I have a data frame that has a lot of missing data. I've used na.omit to remove missing data as in:

data2 <- na.omit(data1)

Howevever, some of the variables are factors that still seem to have "" as one of the categorise, as in:

> str(data2$smoker)
 Factor w/ 3 levels "","No","Yes": 2 2 2 2 2 2 2 3 3 2 ...

When I look at "data2" it does still have missing values. What I am doing wrong?

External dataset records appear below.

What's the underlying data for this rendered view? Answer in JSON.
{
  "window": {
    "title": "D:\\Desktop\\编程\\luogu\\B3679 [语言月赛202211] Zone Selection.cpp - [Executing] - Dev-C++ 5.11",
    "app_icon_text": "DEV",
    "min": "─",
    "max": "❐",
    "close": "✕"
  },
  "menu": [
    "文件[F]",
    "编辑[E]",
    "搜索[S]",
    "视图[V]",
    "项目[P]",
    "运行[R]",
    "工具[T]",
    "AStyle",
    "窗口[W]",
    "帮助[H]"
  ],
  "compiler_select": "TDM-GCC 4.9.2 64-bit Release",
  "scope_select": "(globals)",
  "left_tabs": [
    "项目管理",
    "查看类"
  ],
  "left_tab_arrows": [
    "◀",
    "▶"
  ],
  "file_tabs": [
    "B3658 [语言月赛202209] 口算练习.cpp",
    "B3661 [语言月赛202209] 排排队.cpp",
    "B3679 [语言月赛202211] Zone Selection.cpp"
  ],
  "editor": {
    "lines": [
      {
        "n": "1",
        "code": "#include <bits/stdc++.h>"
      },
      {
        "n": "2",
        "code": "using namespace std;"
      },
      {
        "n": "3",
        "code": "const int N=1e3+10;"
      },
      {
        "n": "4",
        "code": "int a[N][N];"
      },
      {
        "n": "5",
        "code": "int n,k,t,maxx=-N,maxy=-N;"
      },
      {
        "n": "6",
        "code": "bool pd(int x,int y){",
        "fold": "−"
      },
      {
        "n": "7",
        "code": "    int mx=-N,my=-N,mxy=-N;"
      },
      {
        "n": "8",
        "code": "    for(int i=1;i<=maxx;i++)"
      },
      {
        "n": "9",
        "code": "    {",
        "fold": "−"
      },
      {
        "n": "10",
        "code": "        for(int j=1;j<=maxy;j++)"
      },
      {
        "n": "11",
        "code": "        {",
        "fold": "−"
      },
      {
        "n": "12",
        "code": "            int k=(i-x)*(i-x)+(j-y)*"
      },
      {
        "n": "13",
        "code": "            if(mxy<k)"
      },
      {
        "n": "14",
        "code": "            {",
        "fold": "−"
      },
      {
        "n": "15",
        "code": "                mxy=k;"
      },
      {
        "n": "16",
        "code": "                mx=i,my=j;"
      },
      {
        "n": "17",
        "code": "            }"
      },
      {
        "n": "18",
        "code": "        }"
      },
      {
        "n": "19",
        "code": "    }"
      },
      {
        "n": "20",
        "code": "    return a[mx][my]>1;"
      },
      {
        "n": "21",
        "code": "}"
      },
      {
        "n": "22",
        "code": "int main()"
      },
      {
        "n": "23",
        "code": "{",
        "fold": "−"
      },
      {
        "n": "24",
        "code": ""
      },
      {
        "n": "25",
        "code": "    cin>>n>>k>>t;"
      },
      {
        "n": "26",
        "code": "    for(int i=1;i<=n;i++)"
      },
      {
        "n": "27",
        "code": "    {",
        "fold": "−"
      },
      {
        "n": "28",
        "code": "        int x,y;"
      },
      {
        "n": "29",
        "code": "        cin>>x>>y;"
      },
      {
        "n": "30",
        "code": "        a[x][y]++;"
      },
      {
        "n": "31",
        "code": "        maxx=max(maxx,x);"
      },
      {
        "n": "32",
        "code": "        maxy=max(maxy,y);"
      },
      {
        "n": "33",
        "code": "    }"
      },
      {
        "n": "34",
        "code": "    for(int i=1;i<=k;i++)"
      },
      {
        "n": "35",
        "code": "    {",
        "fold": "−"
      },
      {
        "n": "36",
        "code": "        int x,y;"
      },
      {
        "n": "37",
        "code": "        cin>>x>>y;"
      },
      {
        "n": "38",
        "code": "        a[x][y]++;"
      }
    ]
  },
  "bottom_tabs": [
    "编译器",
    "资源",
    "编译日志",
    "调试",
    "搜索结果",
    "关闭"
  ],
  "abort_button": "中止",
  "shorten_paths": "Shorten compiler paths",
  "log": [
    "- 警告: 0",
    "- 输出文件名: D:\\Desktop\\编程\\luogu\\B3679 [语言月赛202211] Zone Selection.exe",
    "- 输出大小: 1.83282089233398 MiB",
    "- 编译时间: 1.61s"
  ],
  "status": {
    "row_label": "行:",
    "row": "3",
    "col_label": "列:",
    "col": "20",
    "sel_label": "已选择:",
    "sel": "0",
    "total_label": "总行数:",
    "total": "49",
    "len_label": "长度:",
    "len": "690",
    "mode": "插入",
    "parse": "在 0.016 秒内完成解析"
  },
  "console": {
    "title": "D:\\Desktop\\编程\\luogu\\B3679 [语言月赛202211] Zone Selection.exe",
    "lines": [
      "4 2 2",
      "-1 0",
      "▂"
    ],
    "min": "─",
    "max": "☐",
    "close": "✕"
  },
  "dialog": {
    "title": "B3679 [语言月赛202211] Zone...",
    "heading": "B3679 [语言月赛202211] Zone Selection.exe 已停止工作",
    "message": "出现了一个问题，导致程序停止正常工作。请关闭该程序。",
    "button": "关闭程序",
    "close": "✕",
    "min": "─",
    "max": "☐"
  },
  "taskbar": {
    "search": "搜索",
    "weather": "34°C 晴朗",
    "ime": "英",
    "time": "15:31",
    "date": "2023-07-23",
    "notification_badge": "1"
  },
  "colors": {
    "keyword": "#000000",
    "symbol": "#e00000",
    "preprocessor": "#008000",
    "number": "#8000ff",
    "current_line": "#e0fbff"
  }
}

Help and advice much appreciated.

Greg

Greg Martin
  • 243
  • 3
  • 5
  • 17
  • Unless you tell R to do so when reading in your file, `""` is not considered missing. How did you read in your data? – Heroka Oct 05 '15 at 15:19
  • By default, `""` is not a missing value. Missing values are declared by the logical constant `NA` (see help `?NA`) or, in case of a character value, by `NA_character_`. You could e.g. try `na.omit(factor(data2$smoker, levels = c("No", "Yes")))`. – lukeA Oct 05 '15 at 15:21
  • @Heroka - thanks - I simply did a read.csv – Greg Martin Oct 05 '15 at 16:01
  • @lucaA - thanks - that seems to have helped a lot – Greg Martin Oct 05 '15 at 16:01
  • @lukeA I seem to have a new problem now. If I try to create a table using one of the variables for which I have now removed all of the "" values, I get an error that states "all arguments must have the same length". Is there a way to remove all of the rows for which the "" was removed from a particular variable? – Greg Martin Oct 05 '15 at 16:33
  • @drgregmartin yes. E.g. `df <- data.frame(a = 1:3, b = factor(c("", "yes", "no"))); df[df == ""] <- NA; na.omit(df); na_rows <- is.na(df$b); df[!na_rows, ]`. BTW: You should edit your question and provide a [reproducible example](http://stackoverflow.com/questions/5963269/how-to-make-a-great-r-reproducible-example). – lukeA Oct 05 '15 at 17:18

1 Answers1

0

NA is not the same as "".

What is the difference?

  • NA indicates a missing value
  • "" is an empty string, which is a type of value

na.omit will remove NA values, but it will not remove empty strings.

I suggest turning "" into NA before using na.omit:

data1[data1$smoker == "", "smoker"] <- NA
sdgfsdh
  • 33,689
  • 26
  • 132
  • 245